Open Source, OpenWorld

A couple weeks past Oracle OpenWorld now and we are still awaiting some kind of word from the EU on the Oracle acquisition of Sun. Looking back to the conference, we saw HP participating in the keynote and various “third-party” vendors making announcements and exhibiting on the floor. As a friend of mine, representing a certain German applications company put it, “It’s very open here.”

That much is true and certainly to Oracle’s credit there exists a rich community of third-party vendors supplying options, alternatives and competing voices in the “Oracle market.” The “open ecosystem” approach is nothing if not a pragmatic one for enriching the solutions options for users while growing the overall level of involvement in the market by both users and vendors. And every so often, one of the third-party innovators is acquired and permanently absorbed into the Oracle DNA.

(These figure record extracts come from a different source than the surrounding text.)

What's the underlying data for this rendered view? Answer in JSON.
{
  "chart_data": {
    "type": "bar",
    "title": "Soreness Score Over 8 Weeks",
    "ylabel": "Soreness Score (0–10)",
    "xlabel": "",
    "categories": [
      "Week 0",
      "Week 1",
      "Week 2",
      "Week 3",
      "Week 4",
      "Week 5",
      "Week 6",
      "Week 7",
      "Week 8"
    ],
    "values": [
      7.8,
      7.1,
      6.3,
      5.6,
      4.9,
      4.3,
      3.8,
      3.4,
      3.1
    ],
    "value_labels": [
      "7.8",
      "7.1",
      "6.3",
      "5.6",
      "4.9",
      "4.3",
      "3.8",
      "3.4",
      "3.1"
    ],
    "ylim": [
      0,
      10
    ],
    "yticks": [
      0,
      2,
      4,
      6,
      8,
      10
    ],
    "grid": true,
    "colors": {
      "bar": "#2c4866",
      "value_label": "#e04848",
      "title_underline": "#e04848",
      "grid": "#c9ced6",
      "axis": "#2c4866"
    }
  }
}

But speaking of “open,” we didn’t hear much about MySQL in San Francisco … understandable given EU concerns about its fate once acquired by Oracle. On the surface the European concern looks reasonable. But in reality, MySQL had a marginal upside in the enterprise on its own and, in our view, that’s why MySQL management shuffled the assets over to Sun in a lucrative-appearing asset sale in the first place.

Frankly, it’s just as likely that Oracle might find a useful role for MySQL in the Oracle “ecosystem” as not at this point. Why? Well, because in addition to IBM investing in open source EnterpriseDB, we have learned on Tuesday that Red Hat has weighed in with an investment in the company as well. It’s pretty clear that an open source database is going to be an option moving forward, whether it’s EnterpriseDB, MySQL, or both. For the EU, the operational adage today is that “new information has come to light.”

The question is whether the EU wants to see it, or recognize that the persistent high-stakes competitive game among the major IT players is likely to keep the open source database option viable. The real question remaining is whether enterprise users really care and whether the presumed cost-of-ownership advantages of the open source database model really hold up over the long haul.